Wildfires are raging unchecked across parts of the western US, turning the sky over San Francisco orange and prompting fears of a record death toll in the worst-hit state, Oregon.
Three people have died in Oregon, where nearly 100 extreme bushfires are being stoked by high winds and temperatures. Three people have also died in California
Tens of thousands of people have been forced to evacuate as wildfires have burned nearly 1.9 million hectares across the US
In California, where rescues and evacuations are underway, winds stoked an unprecedented number of fires and killed three people — one of them died in their car as they tried to escape the flames.
The fires turned San Francisco’s sky a hazy shade of orange on Wednesday. Drivers used their headlights during the day to see through the smog created by the fires.
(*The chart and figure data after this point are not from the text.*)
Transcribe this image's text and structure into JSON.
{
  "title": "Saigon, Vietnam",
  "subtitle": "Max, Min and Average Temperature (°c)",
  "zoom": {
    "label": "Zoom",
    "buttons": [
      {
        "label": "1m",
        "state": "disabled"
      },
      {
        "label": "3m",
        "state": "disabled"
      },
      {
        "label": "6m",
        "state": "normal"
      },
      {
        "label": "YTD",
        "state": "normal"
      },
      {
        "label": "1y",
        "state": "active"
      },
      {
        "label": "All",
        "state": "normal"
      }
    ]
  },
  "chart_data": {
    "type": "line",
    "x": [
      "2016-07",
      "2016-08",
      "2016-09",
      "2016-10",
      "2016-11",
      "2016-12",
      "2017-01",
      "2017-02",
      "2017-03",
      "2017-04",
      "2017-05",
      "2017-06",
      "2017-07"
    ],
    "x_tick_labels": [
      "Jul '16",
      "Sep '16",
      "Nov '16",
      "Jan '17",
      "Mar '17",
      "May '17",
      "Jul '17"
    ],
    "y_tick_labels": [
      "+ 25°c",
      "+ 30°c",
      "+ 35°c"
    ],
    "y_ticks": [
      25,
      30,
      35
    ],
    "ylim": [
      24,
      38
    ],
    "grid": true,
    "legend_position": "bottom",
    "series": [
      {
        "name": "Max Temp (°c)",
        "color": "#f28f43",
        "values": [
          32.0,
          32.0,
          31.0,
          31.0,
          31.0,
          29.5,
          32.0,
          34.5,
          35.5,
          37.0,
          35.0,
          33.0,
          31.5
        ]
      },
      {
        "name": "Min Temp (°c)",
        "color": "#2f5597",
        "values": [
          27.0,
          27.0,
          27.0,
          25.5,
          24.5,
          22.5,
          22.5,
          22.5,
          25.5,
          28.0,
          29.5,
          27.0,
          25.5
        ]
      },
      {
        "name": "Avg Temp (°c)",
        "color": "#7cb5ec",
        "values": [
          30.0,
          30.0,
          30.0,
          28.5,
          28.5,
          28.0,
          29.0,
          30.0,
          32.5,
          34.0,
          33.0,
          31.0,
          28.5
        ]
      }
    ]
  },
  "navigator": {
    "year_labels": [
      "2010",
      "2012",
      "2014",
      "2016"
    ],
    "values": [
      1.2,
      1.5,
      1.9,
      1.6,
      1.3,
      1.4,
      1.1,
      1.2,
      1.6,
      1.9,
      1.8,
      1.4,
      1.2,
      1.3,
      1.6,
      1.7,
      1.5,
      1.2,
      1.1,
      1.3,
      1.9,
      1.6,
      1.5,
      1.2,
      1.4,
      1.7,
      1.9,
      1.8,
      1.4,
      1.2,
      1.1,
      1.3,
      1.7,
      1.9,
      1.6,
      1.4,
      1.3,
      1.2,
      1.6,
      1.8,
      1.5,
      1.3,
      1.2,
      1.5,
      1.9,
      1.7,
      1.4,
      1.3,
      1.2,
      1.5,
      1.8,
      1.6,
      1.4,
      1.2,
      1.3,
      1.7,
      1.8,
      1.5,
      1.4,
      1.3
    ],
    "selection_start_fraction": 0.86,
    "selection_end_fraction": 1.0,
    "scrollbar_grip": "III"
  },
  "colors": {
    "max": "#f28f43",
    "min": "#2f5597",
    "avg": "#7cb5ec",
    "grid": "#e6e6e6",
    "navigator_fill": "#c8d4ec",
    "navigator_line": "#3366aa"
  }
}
Hundreds, if not thousands, of homes and other buildings are believed to have been damaged or destroyed by the fires north-east of San Francisco, fire officials said at an evening news conference.
The fire also threatened Paradise, a town devastated just two years ago by the deadliest blaze in state history.
‘It was like driving through hell’
Firefighters in all three states retreated from uncontrolled blazes that forced tens of thousands of people to evacuate their homes and left hundreds of thousands more without power.
“It was like driving through hell,” Jody Evans told local television station NewsChannel21 after a midnight evacuation from Detroit, a small, isolated town on Lake Detroit, south-east of Oregon’s capital, Portland.
Climate scientists have blamed global warming for extreme wet and dry seasons in the US West.
The cycle has caused grasses and scrubs to flourish, then dry out, leaving fuel that supercharges wildfires.
In California, all 18 national forests were closed due to what the US Forest Service called “unprecedented and historic fire conditions”.